Fiscal Year 2025 in Review
Fiscal Year 2025 in Review
The Connecticut Retirement Plans and Trust Funds (“CRPTF”) delivered an annual total return of 10.14 percent, net of all fees and expenses, for the fiscal year ending June 30, 2025.
The two largest pension funds in the Connecticut Retirement Plans and Trust Funds (CRPTF), the Teachers’ Retirement Fund (TERF) and the State Employees’ Retirement Fund (SERF), generated net investment returns of 10.15 and 10.13 percent, respectively for Fiscal Year 2025. For the longer-term period of ten years, ending June 30, 2025, TERF and SERF generated net investment results of 7.29 percent and 7.39 percent, closely following the plans’ composite benchmark returns.
The CRPTF performance results were very strong during Fiscal Year 2025 benefiting from the financial markets continued strength and resilience above expectations. The strongest investment performances at the asset class level were realized within the Global Equity (Domestic, Developed and Emerging Markets Equity) portfolios. In private markets, Private Credit was a particular standout taking advantage of favorable economic conditions and efficiently capturing an illiquidity premium and certain market inefficiencies relative to public debt markets.
Over the course of 2025 Fiscal Year, the CRPTF continued to make progress towards long-term asset allocation policy targets and made significant new investment commitments. The CRPTF committed over $7 billion towards new and existing partnerships in the private market asset classes. These investments are comprised of 13 new vehicles and three upsize commitments approximating $3.5 billion in Private Equity, three new investment vehicles and two upsize commitments approximating $1.8 billion in Private Credit, the addition of six new investments totaling $1.1 billion in Real Estate, and $850 million in Infrastructure and Natural resources commitments through three new funds and two upsize commitments.
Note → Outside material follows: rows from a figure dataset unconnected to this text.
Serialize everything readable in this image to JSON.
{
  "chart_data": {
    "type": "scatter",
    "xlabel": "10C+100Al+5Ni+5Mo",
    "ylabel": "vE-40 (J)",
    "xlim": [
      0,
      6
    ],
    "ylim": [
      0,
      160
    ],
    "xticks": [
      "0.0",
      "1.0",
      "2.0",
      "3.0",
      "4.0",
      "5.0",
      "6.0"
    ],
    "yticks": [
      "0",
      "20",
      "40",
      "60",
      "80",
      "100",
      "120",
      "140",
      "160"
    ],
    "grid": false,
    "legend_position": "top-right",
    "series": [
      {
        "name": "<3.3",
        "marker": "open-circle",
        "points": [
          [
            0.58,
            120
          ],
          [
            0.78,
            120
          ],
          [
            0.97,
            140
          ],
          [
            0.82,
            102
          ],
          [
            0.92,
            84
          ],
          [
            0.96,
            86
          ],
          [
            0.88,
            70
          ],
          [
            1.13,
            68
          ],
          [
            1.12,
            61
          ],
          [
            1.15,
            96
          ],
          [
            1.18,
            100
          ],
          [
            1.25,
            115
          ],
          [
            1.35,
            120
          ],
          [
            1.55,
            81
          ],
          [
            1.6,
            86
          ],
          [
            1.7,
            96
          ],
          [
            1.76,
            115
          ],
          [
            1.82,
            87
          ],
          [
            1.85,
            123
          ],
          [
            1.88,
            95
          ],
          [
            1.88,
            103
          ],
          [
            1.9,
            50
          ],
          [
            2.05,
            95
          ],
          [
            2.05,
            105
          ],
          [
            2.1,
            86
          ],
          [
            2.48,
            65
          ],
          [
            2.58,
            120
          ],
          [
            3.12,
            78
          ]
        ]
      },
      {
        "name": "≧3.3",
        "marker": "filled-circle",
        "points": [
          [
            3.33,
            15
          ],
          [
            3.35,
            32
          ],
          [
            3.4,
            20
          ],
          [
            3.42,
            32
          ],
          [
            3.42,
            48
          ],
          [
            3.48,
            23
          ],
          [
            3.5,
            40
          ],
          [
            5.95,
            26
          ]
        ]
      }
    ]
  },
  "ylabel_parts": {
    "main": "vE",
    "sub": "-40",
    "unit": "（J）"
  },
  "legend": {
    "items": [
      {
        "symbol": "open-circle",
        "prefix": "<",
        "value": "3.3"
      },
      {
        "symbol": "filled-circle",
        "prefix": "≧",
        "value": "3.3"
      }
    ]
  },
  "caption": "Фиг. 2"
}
In the public markets, the CRPTF continued to optimize individual asset class structures by streamlining and reducing external investment manager rosters to better align the portfolios with the policy level benchmarks, and actively negotiating reductions in management fees.
The Connecticut Inclusive Investment Initiative (Ci3) which targets diversified emerging managers had $2.4 billion in investments on June 30, 2025. The capital with Ci3 is nearly evenly split between public and private investments and totaled $1.1 billion across the various public asset classes, and nearly $1.3 billion for the private asset classes.
Budgetary reforms in recent years have stabilized Connecticut’s finances and resulted in record surpluses, with the Budget Reserve Fund (BRF) being filled to capacity, allowing for billions in additional contributions to the State’s pension funds. The Office of the Treasurer supported the extension of those reforms, known as the fiscal guardrails, which were initially approved by the legislature in 2017 and renewed in 2023. At the conclusion of Fiscal Year 2025, the BRF had exceeded its statutory limit of 18 percent of General Fund revenue.
At the end of Fiscal Year 2025, the BRF remained above its statutory limit, with approximately $1.5 billion in excess contributions available to pay down unfunded pension liabilities. At the Treasurer’s direction, those deposits were split with approximately 55 percent in SERF and 45 percent in TERF. In November 2025, $894.7 million was deposited into SERF and $592.8 million was deposited into TERF. The growth of the BRF allowed the State to responsibly pay down long-term unfunded pension liabilities.